Figure 3. Central role of glomerular hypertension in the initiation and progression of nephron injury.

Nevertheless the chronic increase in glomerular capillary pressure and/or glomerular plasma flow rate damages the endothelium, mesangium and epithelium. Mesangial matrix production, glomerular deposition of circulating lipid, and capillary thrombosis promote structural injury to the glomerulus. Tubulointerstitial damage, increased tubular ammoniagenesis, and soft tissue mineralization contribute to nephron injury and ultimately lead to nephron sclerosis. Continued nephron destruction initiates further compensation, promoting a self-perpetuating cycle of adaptation and injuries (Figure 4).

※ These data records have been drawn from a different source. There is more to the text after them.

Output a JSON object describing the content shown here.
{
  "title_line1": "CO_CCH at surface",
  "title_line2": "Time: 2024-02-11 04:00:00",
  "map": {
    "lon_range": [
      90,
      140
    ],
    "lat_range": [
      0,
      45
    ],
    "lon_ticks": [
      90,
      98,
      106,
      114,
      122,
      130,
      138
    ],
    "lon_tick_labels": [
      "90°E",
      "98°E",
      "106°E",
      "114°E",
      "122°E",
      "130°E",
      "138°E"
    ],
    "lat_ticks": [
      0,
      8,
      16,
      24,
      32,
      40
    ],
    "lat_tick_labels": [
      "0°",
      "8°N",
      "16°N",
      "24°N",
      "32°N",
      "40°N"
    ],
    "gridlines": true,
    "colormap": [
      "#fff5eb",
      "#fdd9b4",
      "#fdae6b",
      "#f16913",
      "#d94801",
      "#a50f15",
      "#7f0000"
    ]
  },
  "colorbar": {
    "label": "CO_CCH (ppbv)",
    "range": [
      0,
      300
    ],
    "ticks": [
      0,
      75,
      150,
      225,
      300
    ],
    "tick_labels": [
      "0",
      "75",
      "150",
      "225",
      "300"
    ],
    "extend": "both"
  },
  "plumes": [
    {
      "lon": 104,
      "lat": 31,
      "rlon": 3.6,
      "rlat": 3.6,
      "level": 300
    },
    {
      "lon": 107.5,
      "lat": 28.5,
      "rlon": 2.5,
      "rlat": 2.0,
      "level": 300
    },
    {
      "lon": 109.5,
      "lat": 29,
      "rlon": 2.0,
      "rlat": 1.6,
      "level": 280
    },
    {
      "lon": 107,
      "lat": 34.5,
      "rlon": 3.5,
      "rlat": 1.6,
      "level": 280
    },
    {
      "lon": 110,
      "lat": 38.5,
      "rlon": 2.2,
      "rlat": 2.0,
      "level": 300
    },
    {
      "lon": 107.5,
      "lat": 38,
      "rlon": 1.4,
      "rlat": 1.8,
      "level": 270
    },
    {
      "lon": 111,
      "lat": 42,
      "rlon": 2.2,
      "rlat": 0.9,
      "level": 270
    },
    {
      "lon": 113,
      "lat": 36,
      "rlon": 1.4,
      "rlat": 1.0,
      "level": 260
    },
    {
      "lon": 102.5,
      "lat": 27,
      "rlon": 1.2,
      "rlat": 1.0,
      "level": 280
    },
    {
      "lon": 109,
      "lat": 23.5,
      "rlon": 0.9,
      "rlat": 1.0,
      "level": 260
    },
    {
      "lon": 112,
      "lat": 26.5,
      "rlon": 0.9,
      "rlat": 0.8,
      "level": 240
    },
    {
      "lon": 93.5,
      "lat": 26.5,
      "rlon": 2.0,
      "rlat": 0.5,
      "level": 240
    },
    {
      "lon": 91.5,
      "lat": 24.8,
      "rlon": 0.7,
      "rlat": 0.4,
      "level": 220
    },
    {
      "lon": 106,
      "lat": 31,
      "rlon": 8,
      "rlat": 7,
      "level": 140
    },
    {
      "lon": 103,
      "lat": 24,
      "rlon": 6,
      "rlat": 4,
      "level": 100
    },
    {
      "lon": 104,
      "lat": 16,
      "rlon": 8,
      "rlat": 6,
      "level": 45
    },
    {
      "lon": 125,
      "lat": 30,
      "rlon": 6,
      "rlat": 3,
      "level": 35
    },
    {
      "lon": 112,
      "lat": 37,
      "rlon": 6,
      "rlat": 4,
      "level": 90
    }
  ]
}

Figure 4. Illustration of the relationship between renal injury, loss of nephrons, renal compensatory adaptations, and the ultimate progression.

The progression of CRF has been described as occurring in four stages that are not sharply demarcated but rather, are phases in a continuing degenerative process with loss of more and more functioning nephrons (Table 2).

Given the large reserve capacity of the kidney at least 60 - 70% of normal renal function must be lost before azotemia increases, although there may be some nephron hypertrophy during the first phase of decreased renal reserve. At this stage, the patient does not have any clinical symptoms although decreased urine concentrating ability may be noted. In renal insufficiency, up to 75% of the nephrons may be lost. There is mild azotemia, loss of urine concentrating ability and the patient becomes more susceptible to the effects of stresses such as large changes in fluid intake, protein and electrolytes. The patient may remain symptom-free if no overwhelming metabolic stress occurs.

In renal failure nephron loss may reach 90%. There is moderate to severe azotemia, anemia, decreased urine concentration ability and impaired ability to maintain electrolyte and acid base balance.

The pathogenesis of the uremic syndrome is complex and not fully understood. Many toxins are involved and no single compound is likely to explain the diversity of the uremic symptoms. Nitrogenous waste products of protein digestion and catabolism (e.g. urea, creatinine, ammonia, middle molecules, guanidine and its derivatives) accumulate when renal function is reduced and some of them contribute to many of the clinical consequences of uremic intoxication associate with chronic renal failure (Table 3).